We’ve heard the sound in movies both old and new, it finds its way into horror movies as some lost mysterious code. Heroes in action flicks use it to help send out secret messages past the villains holding them captive, and secret lovers have passed messages using it in carefully constructed pieces of art or even braille. It served as the foundation for a new era of communication and has served vital roles in wars old and new. What is it we’re talking about? Morse Code of course! Morse Code Day celebrates this amazingly concise, powerful, and influential way of transmitting information and the history of how it changed the world.
Learn about Morse Code Day
Morse Code Day has been designed to pay tribute to this traditional form of communication. This is a telecommunications method that was used for encoding text characters. It involves using standardized sequences of two different signal durations. These were called dits and dahs or dots and dashes. The name “morse code” has been inspired by the inventor of the telegraph; Samuel Morse.
There is an International Morse Code, which encodes a small set of procedural signals and punctuation signals, as well as Arabic numerals, the English alphabet, and some non-English letters as well.
There are a lot of interesting facts out there about morse code, and Morse Cody Day is certainly a good time to learn about them. For example, did you know that there is no distinction between the lower and upper case when using Morse code?
Moreover, Morse code was designed so that for every symbol, the length was roughly inverse to how frequently the character appeared in the English dictionary. For example “E” is the most common language within the English alphabet. So, based on the notion mentioned, “E” is going to have the smallest signal, and it does; it is simply a dot.
History Of Morse Code Day
The year was 1836, and Samuel F.B. Morse was working on something with a pair of compatriots that would utterly change the way the world transmitted information. What they would develop would be the device and technology that would drive communication until the radio finally became fully developed years later. Even then, radio was often used to transmit Morse Code over long distances, as even weak signals could often carry a comprehensible message in Morse code. It also has the distinction of being a coded language that a human with the right experience can translate by ear, at speed, without a decoder.

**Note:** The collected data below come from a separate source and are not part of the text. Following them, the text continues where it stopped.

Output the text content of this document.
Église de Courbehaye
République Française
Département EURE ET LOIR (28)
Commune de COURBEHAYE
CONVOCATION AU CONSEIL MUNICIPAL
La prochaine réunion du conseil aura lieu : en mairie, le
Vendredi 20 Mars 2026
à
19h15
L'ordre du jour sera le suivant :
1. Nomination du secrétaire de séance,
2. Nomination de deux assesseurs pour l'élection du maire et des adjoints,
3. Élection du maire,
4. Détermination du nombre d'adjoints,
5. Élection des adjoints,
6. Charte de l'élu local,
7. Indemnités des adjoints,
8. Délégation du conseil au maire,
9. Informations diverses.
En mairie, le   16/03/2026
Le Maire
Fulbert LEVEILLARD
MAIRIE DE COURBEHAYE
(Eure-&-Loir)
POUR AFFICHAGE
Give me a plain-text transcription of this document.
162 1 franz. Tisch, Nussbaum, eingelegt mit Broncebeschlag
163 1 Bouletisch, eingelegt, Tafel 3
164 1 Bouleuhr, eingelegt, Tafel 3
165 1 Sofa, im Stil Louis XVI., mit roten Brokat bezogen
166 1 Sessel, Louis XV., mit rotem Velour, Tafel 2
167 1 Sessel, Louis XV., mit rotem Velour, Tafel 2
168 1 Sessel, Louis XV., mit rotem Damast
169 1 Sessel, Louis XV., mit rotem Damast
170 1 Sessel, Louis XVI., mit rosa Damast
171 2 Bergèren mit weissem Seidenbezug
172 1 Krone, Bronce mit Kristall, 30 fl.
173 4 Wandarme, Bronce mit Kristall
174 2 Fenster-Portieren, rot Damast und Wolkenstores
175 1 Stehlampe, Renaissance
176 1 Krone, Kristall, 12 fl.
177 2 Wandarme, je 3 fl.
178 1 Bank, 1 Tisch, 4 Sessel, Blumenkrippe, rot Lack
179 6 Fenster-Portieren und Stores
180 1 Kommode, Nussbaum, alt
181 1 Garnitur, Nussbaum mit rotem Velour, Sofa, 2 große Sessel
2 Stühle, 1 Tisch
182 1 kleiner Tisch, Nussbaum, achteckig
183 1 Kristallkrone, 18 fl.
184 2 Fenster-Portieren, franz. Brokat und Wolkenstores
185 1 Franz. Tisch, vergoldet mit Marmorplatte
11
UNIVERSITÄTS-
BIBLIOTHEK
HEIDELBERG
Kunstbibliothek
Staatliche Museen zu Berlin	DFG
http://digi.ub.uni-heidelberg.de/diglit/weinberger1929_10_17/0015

While it was developed for English, the alphabet has frequently been modified for other languages, making its reach and use universal in nature. From then it has found its way into Aviation, Amateur Radio, and can even be transmitted by flashing lights, as any fan of media can tell you. Mirrors, flashlights, even bright spotlights have all been used to transmit information in this amazing and diverse codebase. Perhaps the most amazing and unexpected use of this language is to help those with disabilities be able to communicate through simple tapping, or even through a simple skin buzzer. It truly is powerful and adaptive.